Single Molecule Behavior of Inhibited and Active States of Escherichia coli ATP Synthase F1 Rotation

ATP hydrolysis-dependent rotation of the F-1 sector of the ATP synthase is a successive cycle of catalytic dwells (similar to 0.2 ms at 24 degrees C) and 120 degrees rotation steps (similar to 0.6 ms) when observed under V-max conditions using a low viscous drag 60-nm bead attached to the gamma subunit (Sekiya, M., Nakamoto, R. K., AlShawi, M. K., Nakanishi-Matsui, M., and Futai, M. (2009) J. Biol. Chem. 284, 22401-22410).
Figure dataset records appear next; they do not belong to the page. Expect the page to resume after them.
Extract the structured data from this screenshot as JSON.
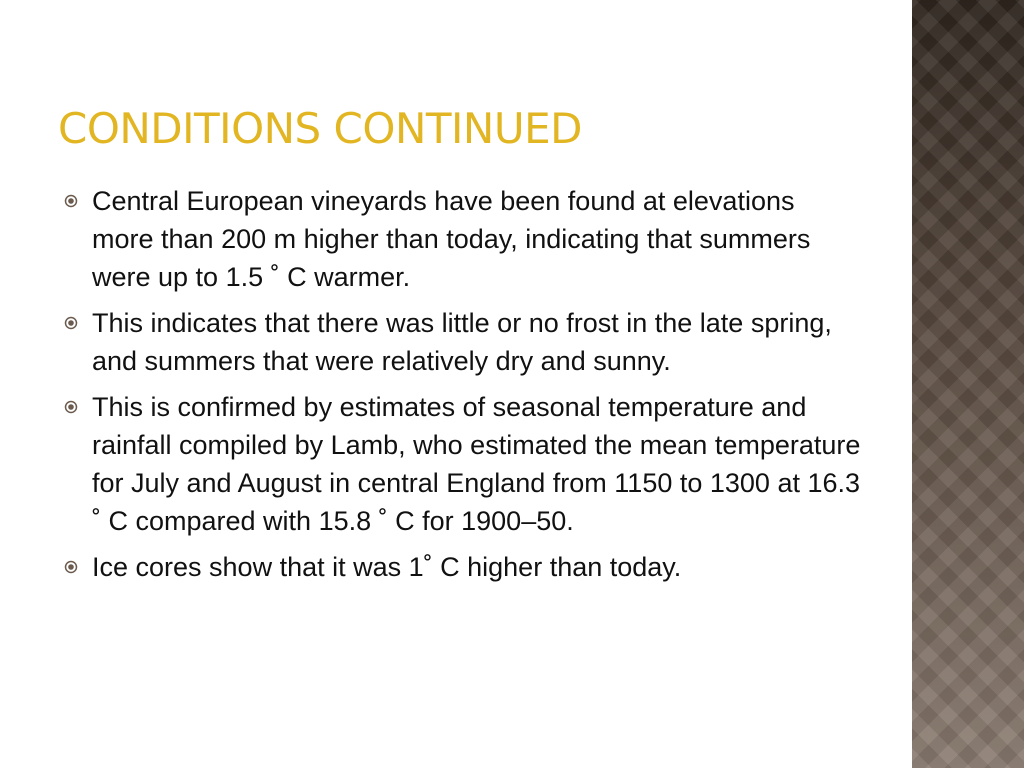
{
  "slide": {
    "title": "Conditions Continued",
    "bullets": [
      "Central European vineyards have been found at elevations more than 200 m higher than today, indicating that summers were up to 1.5 ˚ C warmer.",
      "This indicates that there was little or no frost in the late spring, and summers that were relatively dry and sunny.",
      "This is confirmed by estimates of seasonal temperature and rainfall compiled by Lamb, who estimated the mean temperature for July and August in central England from 1150 to 1300 at 16.3 ˚ C compared with 15.8 ˚ C for 1900–50.",
      "Ice cores show that it was 1˚ C higher than today."
    ]
  }
}
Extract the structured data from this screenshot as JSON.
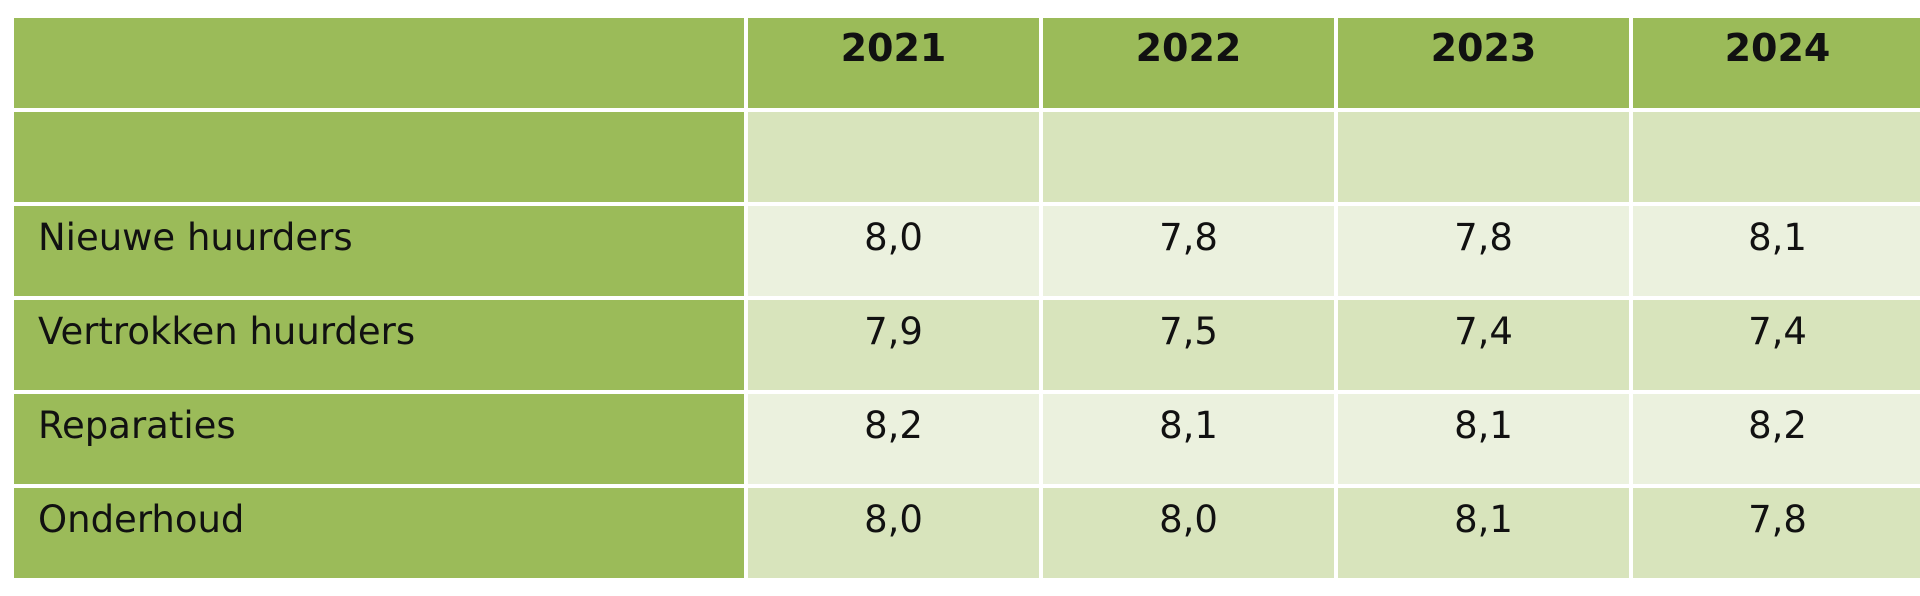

During the normal course of observation, the gamma subunit pauses in a stochastic manner to a catalytically inhibited state that averages similar to 1 s in duration. The rotation behavior with adenosine 5'-O-(3-thiotriphosphate) as the substrate or at a low ATP concentration (4 mu M) indicates that the rotation is inhibited at the catalytic dwell when the bound ATP undergoes reversible hydrolysis/synthesis. The temperature dependence of rotation shows that F-1 requires similar to 2-fold higher activation energy for the transition from the active to the inhibited state compared with that for normal steady-state rotation during the active state. Addition of superstoichiometric gamma subunit, the inhibitor of F-1-ATPase, decreases the rotation rate and at the same time increases the duration time of the inhibited state. Arrhenius analysis shows that the gamma subunit has little effect on the transition between active and inhibited states. Rather, the gamma subunit confers lower activation energy of steady-state rotation. These results suggest that the gamma subunit plays a role in guiding the enzyme through the proper and efficient catalytic and transport rotational pathway but does not influence the transition to the inhibited state.